Figure 1.

Extracellular calcium and proteasomes participated in neurofilament degradation in sciatic nerve explant cultures.

(A) Immunofluorescence staining against high molecular weight neurofilament (NF). Immunofluorescence microscopic images of cross-sections of sciatic nerve explants cultured for 3DIV were analyzed under a laser confocal microscope. Green fluorescence dots indicate neurofilament-positive axons. DIV: day in vitro. Scale bar: 100 μm. (B) Quantitative analysis of the number of high molecular weight NF in the sciatic nerve explant cultures. aP < 0.05, vs. vehicle-treated nerve controls. (n = 3; mean ± SD). 1: Vehicle; 2: nicotinamide adenine dinucleotide (NAD; 5 mmol/L); 3: nicotinamide (NAM; 20 mmol/L); 4: methyl pyruvate (20 mmol/L); 5: NAD (5 mmol/L) + methyl pyruvate (20 mmol/L); 6: ethylene glycol tetraacetic acid (EGTA, an extracellular calcium chelator; 5 mmol/L); 7: calpeptin (50 μmol/L; a calpain inhibitor); 8: MG132 (20 μmol/L; a proteasome inhibitor). (C) Western blot analysis showing the degradation of medium chain neurofilament (NF-M) in sciatic nerve explants cultured for 3DIV. MG5: 5 μmol/L of MG132; MG20: 20 μmol/L of MG132, EGTA (5 mmol/L). (n = 3; mean ± SD). (D) Quantitative analysis of NF-M immunoreactive bands.

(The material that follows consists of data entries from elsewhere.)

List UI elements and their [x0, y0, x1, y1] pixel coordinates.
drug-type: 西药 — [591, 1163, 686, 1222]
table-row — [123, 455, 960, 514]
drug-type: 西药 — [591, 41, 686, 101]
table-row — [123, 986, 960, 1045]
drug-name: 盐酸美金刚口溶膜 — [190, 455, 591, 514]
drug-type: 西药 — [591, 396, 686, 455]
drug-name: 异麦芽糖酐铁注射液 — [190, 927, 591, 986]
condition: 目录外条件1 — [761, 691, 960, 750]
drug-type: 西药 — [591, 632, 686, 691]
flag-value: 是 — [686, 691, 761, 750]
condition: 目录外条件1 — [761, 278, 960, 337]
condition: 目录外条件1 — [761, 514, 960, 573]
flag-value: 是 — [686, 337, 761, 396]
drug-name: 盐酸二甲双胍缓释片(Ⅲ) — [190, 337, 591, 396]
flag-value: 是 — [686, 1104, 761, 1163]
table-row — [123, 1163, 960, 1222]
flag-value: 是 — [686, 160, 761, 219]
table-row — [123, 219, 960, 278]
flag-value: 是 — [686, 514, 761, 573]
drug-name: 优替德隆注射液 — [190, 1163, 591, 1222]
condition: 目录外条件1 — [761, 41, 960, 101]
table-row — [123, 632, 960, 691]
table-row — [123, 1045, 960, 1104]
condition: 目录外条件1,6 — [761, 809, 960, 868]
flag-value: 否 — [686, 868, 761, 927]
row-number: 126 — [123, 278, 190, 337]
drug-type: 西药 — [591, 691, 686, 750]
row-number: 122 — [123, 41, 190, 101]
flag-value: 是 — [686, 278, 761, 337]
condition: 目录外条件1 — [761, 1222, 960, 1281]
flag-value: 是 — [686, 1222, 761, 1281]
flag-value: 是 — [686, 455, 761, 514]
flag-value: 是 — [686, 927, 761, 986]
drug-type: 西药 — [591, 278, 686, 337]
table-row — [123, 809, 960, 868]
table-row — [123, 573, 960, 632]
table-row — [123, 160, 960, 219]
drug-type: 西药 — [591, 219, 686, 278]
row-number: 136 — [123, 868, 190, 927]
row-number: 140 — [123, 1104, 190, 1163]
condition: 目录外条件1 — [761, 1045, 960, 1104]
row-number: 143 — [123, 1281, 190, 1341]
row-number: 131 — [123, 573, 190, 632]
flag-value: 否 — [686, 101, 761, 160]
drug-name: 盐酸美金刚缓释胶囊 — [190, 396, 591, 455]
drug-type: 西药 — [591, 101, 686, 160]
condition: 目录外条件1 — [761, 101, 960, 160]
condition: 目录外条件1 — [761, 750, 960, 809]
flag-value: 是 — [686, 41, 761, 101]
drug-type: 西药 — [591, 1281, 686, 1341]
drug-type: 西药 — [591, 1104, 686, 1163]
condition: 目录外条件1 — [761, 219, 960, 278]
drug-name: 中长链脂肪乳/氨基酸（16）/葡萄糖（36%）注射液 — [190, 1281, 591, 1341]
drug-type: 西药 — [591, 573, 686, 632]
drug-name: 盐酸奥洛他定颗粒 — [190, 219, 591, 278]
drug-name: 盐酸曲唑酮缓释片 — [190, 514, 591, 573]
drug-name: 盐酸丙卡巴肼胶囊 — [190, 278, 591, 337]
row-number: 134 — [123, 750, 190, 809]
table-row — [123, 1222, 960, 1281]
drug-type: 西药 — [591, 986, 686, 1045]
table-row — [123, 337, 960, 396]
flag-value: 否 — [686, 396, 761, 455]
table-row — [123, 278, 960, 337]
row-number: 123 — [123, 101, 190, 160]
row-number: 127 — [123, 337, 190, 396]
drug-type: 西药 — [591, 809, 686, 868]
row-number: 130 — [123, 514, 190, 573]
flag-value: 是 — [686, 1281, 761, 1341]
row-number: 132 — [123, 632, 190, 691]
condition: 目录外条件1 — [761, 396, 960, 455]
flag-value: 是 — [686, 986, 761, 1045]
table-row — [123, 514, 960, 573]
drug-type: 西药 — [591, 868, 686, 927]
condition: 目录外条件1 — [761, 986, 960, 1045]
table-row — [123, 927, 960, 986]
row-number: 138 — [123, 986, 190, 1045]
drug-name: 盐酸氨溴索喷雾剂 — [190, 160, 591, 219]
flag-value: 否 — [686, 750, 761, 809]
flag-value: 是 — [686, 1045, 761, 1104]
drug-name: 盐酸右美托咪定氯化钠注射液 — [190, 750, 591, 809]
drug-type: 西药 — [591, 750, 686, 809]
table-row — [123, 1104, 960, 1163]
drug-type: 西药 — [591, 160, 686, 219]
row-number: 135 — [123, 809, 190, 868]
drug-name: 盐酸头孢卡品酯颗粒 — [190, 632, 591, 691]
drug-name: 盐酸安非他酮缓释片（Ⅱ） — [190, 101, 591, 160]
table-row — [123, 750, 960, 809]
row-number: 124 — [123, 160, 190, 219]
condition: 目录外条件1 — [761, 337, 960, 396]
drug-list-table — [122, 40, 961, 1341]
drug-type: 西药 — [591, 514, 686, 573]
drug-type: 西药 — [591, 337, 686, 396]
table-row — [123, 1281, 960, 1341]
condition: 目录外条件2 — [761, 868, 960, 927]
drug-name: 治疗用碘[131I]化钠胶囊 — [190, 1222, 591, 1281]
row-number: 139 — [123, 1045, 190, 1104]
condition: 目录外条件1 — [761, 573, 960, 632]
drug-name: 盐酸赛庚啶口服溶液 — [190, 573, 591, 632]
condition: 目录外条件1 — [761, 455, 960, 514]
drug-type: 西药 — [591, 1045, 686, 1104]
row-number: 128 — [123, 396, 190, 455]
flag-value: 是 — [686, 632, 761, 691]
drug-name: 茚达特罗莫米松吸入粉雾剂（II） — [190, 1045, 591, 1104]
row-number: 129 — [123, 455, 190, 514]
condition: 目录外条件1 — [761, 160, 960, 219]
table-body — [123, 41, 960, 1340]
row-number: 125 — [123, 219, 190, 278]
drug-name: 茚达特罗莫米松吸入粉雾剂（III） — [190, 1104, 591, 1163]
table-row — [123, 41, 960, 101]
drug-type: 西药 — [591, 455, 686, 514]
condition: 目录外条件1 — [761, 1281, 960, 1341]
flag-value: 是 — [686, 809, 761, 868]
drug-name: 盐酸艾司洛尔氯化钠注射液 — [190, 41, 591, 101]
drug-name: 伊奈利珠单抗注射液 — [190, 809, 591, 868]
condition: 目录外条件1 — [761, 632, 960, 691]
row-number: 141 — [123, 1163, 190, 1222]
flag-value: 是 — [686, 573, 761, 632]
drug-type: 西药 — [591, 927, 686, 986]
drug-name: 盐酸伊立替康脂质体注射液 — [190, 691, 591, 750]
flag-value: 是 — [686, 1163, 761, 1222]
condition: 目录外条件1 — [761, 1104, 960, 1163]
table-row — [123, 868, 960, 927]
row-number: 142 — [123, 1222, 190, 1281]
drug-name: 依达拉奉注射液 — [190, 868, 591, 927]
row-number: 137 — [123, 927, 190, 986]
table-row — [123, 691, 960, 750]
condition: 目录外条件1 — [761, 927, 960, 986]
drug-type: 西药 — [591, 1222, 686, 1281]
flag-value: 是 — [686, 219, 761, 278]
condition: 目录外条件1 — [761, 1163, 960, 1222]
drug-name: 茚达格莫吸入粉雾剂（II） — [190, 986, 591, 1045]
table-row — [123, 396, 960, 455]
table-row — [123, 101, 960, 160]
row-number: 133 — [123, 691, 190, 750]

The intensity of bands was displayed as relative intensity to uncut nerve control. At least three independent experiments were performed for each condition. -: No treatment. aP < 0.05. Differences in the means between groups were statistically assessed using one-way analysis of variance followed by Bonferroni post hoc test.